Graphene is renowned for its exceptional electrical and mechanical properties; however, its lack of an intrinsic bandgap leads to a limited on/off current ratio, restricting its role as a direct replacement for silicon in logic devices. Nevertheless, its integration with silicon-based platforms offers new opportunities in broadband nanophotonic and optoelectronic applications. This hybrid strategy has the potential to improve the performance of key components such as photodetectors, modulators, and polarizing elements.

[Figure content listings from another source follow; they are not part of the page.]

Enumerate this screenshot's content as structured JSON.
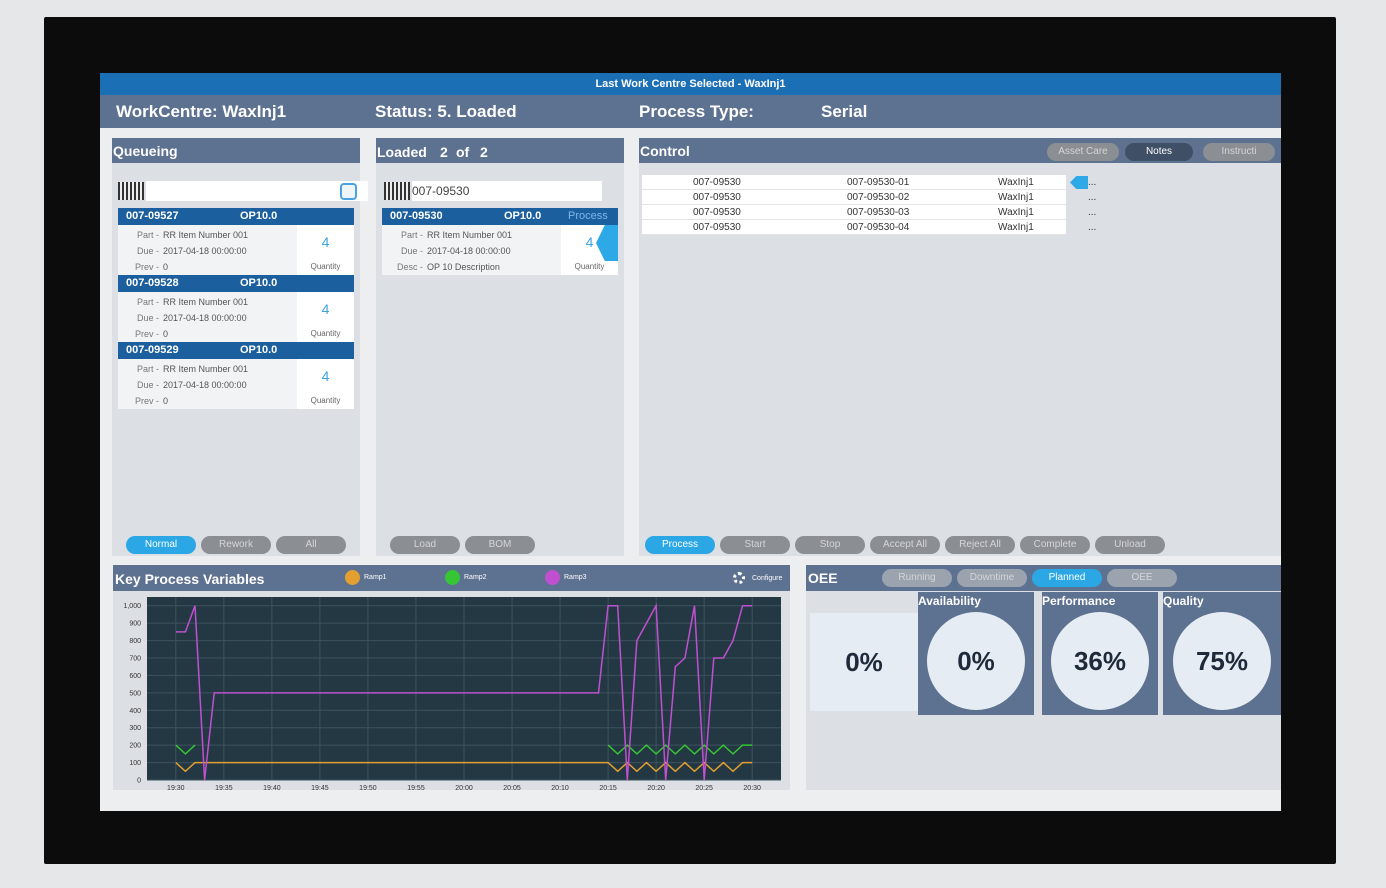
{
  "title_bar": "Last Work Centre Selected - WaxInj1",
  "header": {
    "workcentre": "WorkCentre: WaxInj1",
    "status": "Status: 5. Loaded",
    "process_type_label": "Process Type:",
    "process_type": "Serial"
  },
  "queueing": {
    "title": "Queueing",
    "items": [
      {
        "id": "007-09527",
        "op": "OP10.0",
        "fields": [
          [
            "Part -",
            "RR Item Number 001"
          ],
          [
            "Due -",
            "2017-04-18 00:00:00"
          ],
          [
            "Prev -",
            "0"
          ]
        ],
        "quantity": "4",
        "quantity_label": "Quantity"
      },
      {
        "id": "007-09528",
        "op": "OP10.0",
        "fields": [
          [
            "Part -",
            "RR Item Number 001"
          ],
          [
            "Due -",
            "2017-04-18 00:00:00"
          ],
          [
            "Prev -",
            "0"
          ]
        ],
        "quantity": "4",
        "quantity_label": "Quantity"
      },
      {
        "id": "007-09529",
        "op": "OP10.0",
        "fields": [
          [
            "Part -",
            "RR Item Number 001"
          ],
          [
            "Due -",
            "2017-04-18 00:00:00"
          ],
          [
            "Prev -",
            "0"
          ]
        ],
        "quantity": "4",
        "quantity_label": "Quantity"
      }
    ],
    "filters": [
      "Normal",
      "Rework",
      "All"
    ]
  },
  "loaded": {
    "title": "Loaded",
    "count": "2",
    "of": "of",
    "total": "2",
    "barcode": "007-09530",
    "items": [
      {
        "id": "007-09530",
        "op": "OP10.0",
        "status": "Process",
        "fields": [
          [
            "Part -",
            "RR Item Number 001"
          ],
          [
            "Due -",
            "2017-04-18 00:00:00"
          ],
          [
            "Desc -",
            "OP 10 Description"
          ]
        ],
        "quantity": "4",
        "quantity_label": "Quantity"
      }
    ],
    "buttons": [
      "Load",
      "BOM"
    ]
  },
  "control": {
    "title": "Control",
    "tools": [
      "Asset Care",
      "Notes",
      "Instructi"
    ],
    "rows": [
      [
        "007-09530",
        "007-09530-01",
        "WaxInj1",
        "..."
      ],
      [
        "007-09530",
        "007-09530-02",
        "WaxInj1",
        "..."
      ],
      [
        "007-09530",
        "007-09530-03",
        "WaxInj1",
        "..."
      ],
      [
        "007-09530",
        "007-09530-04",
        "WaxInj1",
        "..."
      ]
    ],
    "buttons": [
      "Process",
      "Start",
      "Stop",
      "Accept All",
      "Reject All",
      "Complete",
      "Unload"
    ]
  },
  "kpv": {
    "title": "Key Process Variables",
    "configure": "Configure"
  },
  "chart_data": {
    "type": "line",
    "x": [
      "19:30",
      "19:31",
      "19:32",
      "19:33",
      "19:34",
      "19:35",
      "20:14",
      "20:15",
      "20:16",
      "20:17",
      "20:18",
      "20:19",
      "20:20",
      "20:21",
      "20:22",
      "20:23",
      "20:24",
      "20:25",
      "20:26",
      "20:27",
      "20:28",
      "20:29",
      "20:30"
    ],
    "series": [
      {
        "name": "Ramp1",
        "color": "#e3a030",
        "values": [
          100,
          50,
          100,
          100,
          100,
          100,
          100,
          100,
          50,
          100,
          50,
          100,
          50,
          100,
          50,
          100,
          50,
          100,
          50,
          100,
          50,
          100,
          100
        ]
      },
      {
        "name": "Ramp2",
        "color": "#35c535",
        "values": [
          200,
          150,
          200,
          null,
          null,
          null,
          null,
          200,
          150,
          200,
          150,
          200,
          150,
          200,
          150,
          200,
          150,
          200,
          150,
          200,
          150,
          200,
          200
        ]
      },
      {
        "name": "Ramp3",
        "color": "#c050d0",
        "values": [
          850,
          850,
          1000,
          0,
          500,
          500,
          500,
          1000,
          1000,
          0,
          800,
          900,
          1000,
          0,
          650,
          700,
          1000,
          0,
          700,
          700,
          800,
          1000,
          1000
        ]
      }
    ],
    "xlim": [
      "19:27",
      "20:33"
    ],
    "xticks": [
      "19:30",
      "19:35",
      "19:40",
      "19:45",
      "19:50",
      "19:55",
      "20:00",
      "20:05",
      "20:10",
      "20:15",
      "20:20",
      "20:25",
      "20:30"
    ],
    "ylim": [
      0,
      1050
    ],
    "yticks": [
      0,
      100,
      200,
      300,
      400,
      500,
      600,
      700,
      800,
      900,
      {
        "value": 1000,
        "label": "1,000"
      }
    ],
    "grid": true
  },
  "oee": {
    "title": "OEE",
    "tabs": [
      "Running",
      "Downtime",
      "Planned",
      "OEE"
    ],
    "overall": "0%",
    "metrics": [
      {
        "name": "Availability",
        "value": "0%"
      },
      {
        "name": "Performance",
        "value": "36%"
      },
      {
        "name": "Quality",
        "value": "75%"
      }
    ]
  }
}
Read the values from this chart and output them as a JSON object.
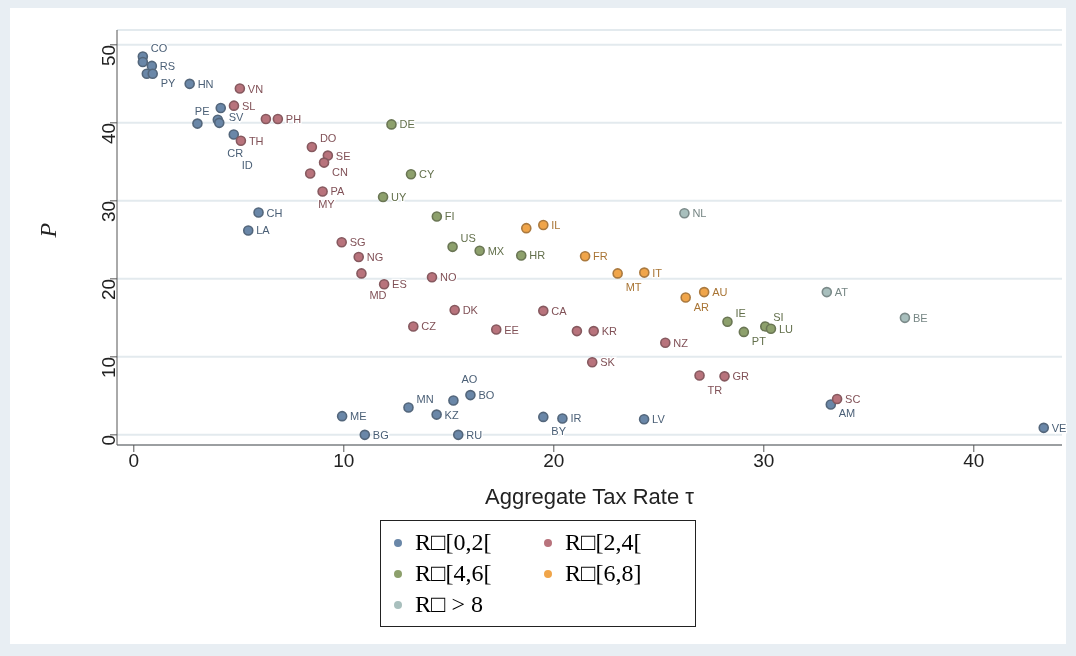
{
  "chart_data": {
    "type": "scatter",
    "xlabel": "Aggregate Tax Rate τ",
    "ylabel": "P",
    "xlim": [
      -0.8,
      44.2
    ],
    "xticks": [
      0,
      10,
      20,
      30,
      40
    ],
    "ylim": [
      -1.3,
      51.9
    ],
    "yticks": [
      0,
      10,
      20,
      30,
      40,
      50
    ],
    "grid": "y",
    "legend": "bottom",
    "marker": "circle",
    "series": [
      {
        "name": "R□[0,2[",
        "color": "#6a87a8",
        "x": [
          0.43,
          0.43,
          0.86,
          0.62,
          0.9,
          2.66,
          4.14,
          4.0,
          4.07,
          3.03,
          4.76,
          5.94,
          5.45,
          9.92,
          11.0,
          13.08,
          14.42,
          15.22,
          16.03,
          15.45,
          19.5,
          20.41,
          24.3,
          33.19,
          43.33
        ],
        "values": [
          48.5,
          47.8,
          47.3,
          46.3,
          46.3,
          45.0,
          41.9,
          40.4,
          40.0,
          39.9,
          38.5,
          28.5,
          26.2,
          2.4,
          0,
          3.5,
          2.6,
          4.4,
          5.1,
          0,
          2.3,
          2.1,
          2.0,
          3.9,
          0.9
        ]
      },
      {
        "name": "R□[2,4[",
        "color": "#b8737c",
        "x": [
          5.05,
          4.77,
          6.29,
          6.86,
          5.1,
          8.48,
          9.24,
          9.06,
          8.4,
          8.99,
          9.9,
          10.71,
          10.84,
          11.92,
          14.2,
          15.28,
          19.5,
          13.31,
          17.26,
          21.1,
          21.9,
          25.31,
          21.83,
          26.94,
          28.13,
          33.49
        ],
        "values": [
          44.4,
          42.2,
          40.5,
          40.5,
          37.7,
          36.9,
          35.8,
          34.9,
          33.5,
          31.2,
          24.7,
          22.8,
          20.7,
          19.3,
          20.2,
          16.0,
          15.9,
          13.9,
          13.5,
          13.3,
          13.3,
          11.8,
          9.3,
          7.6,
          7.5,
          4.6
        ]
      },
      {
        "name": "R□[4,6[",
        "color": "#8da06c",
        "x": [
          12.27,
          13.2,
          11.87,
          14.43,
          15.18,
          16.47,
          18.45,
          28.27,
          29.05,
          30.07,
          30.34
        ],
        "values": [
          39.8,
          33.4,
          30.5,
          28.0,
          24.1,
          23.6,
          23.0,
          14.5,
          13.2,
          13.9,
          13.6
        ]
      },
      {
        "name": "R□[6,8]",
        "color": "#f0a54a",
        "x": [
          18.69,
          19.5,
          21.49,
          23.04,
          24.31,
          26.28,
          27.16
        ],
        "values": [
          26.5,
          26.9,
          22.9,
          20.7,
          20.8,
          17.6,
          18.3
        ]
      },
      {
        "name": "R□ > 8",
        "color": "#a8bfbd",
        "x": [
          26.22,
          33.0,
          36.72
        ],
        "values": [
          28.4,
          18.3,
          15.0
        ]
      }
    ],
    "annotations": [
      {
        "text": "CO",
        "x": 0.43,
        "y": 48.5
      },
      {
        "text": "RS",
        "x": 0.86,
        "y": 47.3
      },
      {
        "text": "PY",
        "x": 0.9,
        "y": 46.3
      },
      {
        "text": "HN",
        "x": 2.66,
        "y": 45.0
      },
      {
        "text": "SV",
        "x": 4.14,
        "y": 41.9
      },
      {
        "text": "PE",
        "x": 4.0,
        "y": 40.4
      },
      {
        "text": "CR",
        "x": 4.07,
        "y": 40.0
      },
      {
        "text": "ID",
        "x": 4.76,
        "y": 38.5
      },
      {
        "text": "CH",
        "x": 5.94,
        "y": 28.5
      },
      {
        "text": "LA",
        "x": 5.45,
        "y": 26.2
      },
      {
        "text": "ME",
        "x": 9.92,
        "y": 2.4
      },
      {
        "text": "BG",
        "x": 11.0,
        "y": 0
      },
      {
        "text": "MN",
        "x": 13.08,
        "y": 3.5
      },
      {
        "text": "KZ",
        "x": 14.42,
        "y": 2.6
      },
      {
        "text": "AO",
        "x": 15.22,
        "y": 4.4
      },
      {
        "text": "BO",
        "x": 16.03,
        "y": 5.1
      },
      {
        "text": "RU",
        "x": 15.45,
        "y": 0
      },
      {
        "text": "BY",
        "x": 19.5,
        "y": 2.3
      },
      {
        "text": "IR",
        "x": 20.41,
        "y": 2.1
      },
      {
        "text": "LV",
        "x": 24.3,
        "y": 2.0
      },
      {
        "text": "AM",
        "x": 33.19,
        "y": 3.9
      },
      {
        "text": "VE",
        "x": 43.33,
        "y": 0.9
      },
      {
        "text": "VN",
        "x": 5.05,
        "y": 44.4
      },
      {
        "text": "SL",
        "x": 4.77,
        "y": 42.2
      },
      {
        "text": "PH",
        "x": 6.86,
        "y": 40.5
      },
      {
        "text": "TH",
        "x": 5.1,
        "y": 37.7
      },
      {
        "text": "DO",
        "x": 8.48,
        "y": 36.9
      },
      {
        "text": "SE",
        "x": 9.24,
        "y": 35.8
      },
      {
        "text": "CN",
        "x": 9.06,
        "y": 34.9
      },
      {
        "text": "MY",
        "x": 8.4,
        "y": 33.5
      },
      {
        "text": "PA",
        "x": 8.99,
        "y": 31.2
      },
      {
        "text": "SG",
        "x": 9.9,
        "y": 24.7
      },
      {
        "text": "NG",
        "x": 10.71,
        "y": 22.8
      },
      {
        "text": "MD",
        "x": 10.84,
        "y": 20.7
      },
      {
        "text": "ES",
        "x": 11.92,
        "y": 19.3
      },
      {
        "text": "NO",
        "x": 14.2,
        "y": 20.2
      },
      {
        "text": "DK",
        "x": 15.28,
        "y": 16.0
      },
      {
        "text": "CA",
        "x": 19.5,
        "y": 15.9
      },
      {
        "text": "CZ",
        "x": 13.31,
        "y": 13.9
      },
      {
        "text": "EE",
        "x": 17.26,
        "y": 13.5
      },
      {
        "text": "KR",
        "x": 21.9,
        "y": 13.3
      },
      {
        "text": "NZ",
        "x": 25.31,
        "y": 11.8
      },
      {
        "text": "SK",
        "x": 21.83,
        "y": 9.3
      },
      {
        "text": "TR",
        "x": 26.94,
        "y": 7.6
      },
      {
        "text": "GR",
        "x": 28.13,
        "y": 7.5
      },
      {
        "text": "SC",
        "x": 33.49,
        "y": 4.6
      },
      {
        "text": "DE",
        "x": 12.27,
        "y": 39.8
      },
      {
        "text": "CY",
        "x": 13.2,
        "y": 33.4
      },
      {
        "text": "UY",
        "x": 11.87,
        "y": 30.5
      },
      {
        "text": "FI",
        "x": 14.43,
        "y": 28.0
      },
      {
        "text": "US",
        "x": 15.18,
        "y": 24.1
      },
      {
        "text": "MX",
        "x": 16.47,
        "y": 23.6
      },
      {
        "text": "HR",
        "x": 18.45,
        "y": 23.0
      },
      {
        "text": "IE",
        "x": 28.27,
        "y": 14.5
      },
      {
        "text": "PT",
        "x": 29.05,
        "y": 13.2
      },
      {
        "text": "SI",
        "x": 30.07,
        "y": 13.9
      },
      {
        "text": "LU",
        "x": 30.34,
        "y": 13.6
      },
      {
        "text": "IL",
        "x": 19.5,
        "y": 26.9
      },
      {
        "text": "FR",
        "x": 21.49,
        "y": 22.9
      },
      {
        "text": "MT",
        "x": 23.04,
        "y": 20.7
      },
      {
        "text": "IT",
        "x": 24.31,
        "y": 20.8
      },
      {
        "text": "AR",
        "x": 26.28,
        "y": 17.6
      },
      {
        "text": "AU",
        "x": 27.16,
        "y": 18.3
      },
      {
        "text": "NL",
        "x": 26.22,
        "y": 28.4
      },
      {
        "text": "AT",
        "x": 33.0,
        "y": 18.3
      },
      {
        "text": "BE",
        "x": 36.72,
        "y": 15.0
      }
    ]
  }
}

In this context, graphene oxide (GO) emerges as a promising material due to its high transparency in the visible range, making it suitable for use as a transparent electrode and optical coating. Here, we investigate the role of dip-coated GO thin films in enhancing the electro-optical response of n-type crystalline silicon. GO layers were deposited via immersion onto Si/SiO₂ substrates, and the resulting heterostructures were characterized through Raman spectroscopy and cyclic voltammetry.

Raman analysis revealed the slight broadening (~0.7 cm⁻¹) of the silicon TO phonon mode at 514 cm⁻¹, indicating the presence of local interfacial strain. Cyclic voltammetry measurements demonstrated a marked increase in the photocurrent compared to uncoated silicon, suggesting improved interfacial charge transfer and the formation of a GO-induced p-type inversion layer. These results highlight the potential of GO as a functional interlayer in the development of advanced silicon-based nano-optoelectronic and photoelectrochemical devices.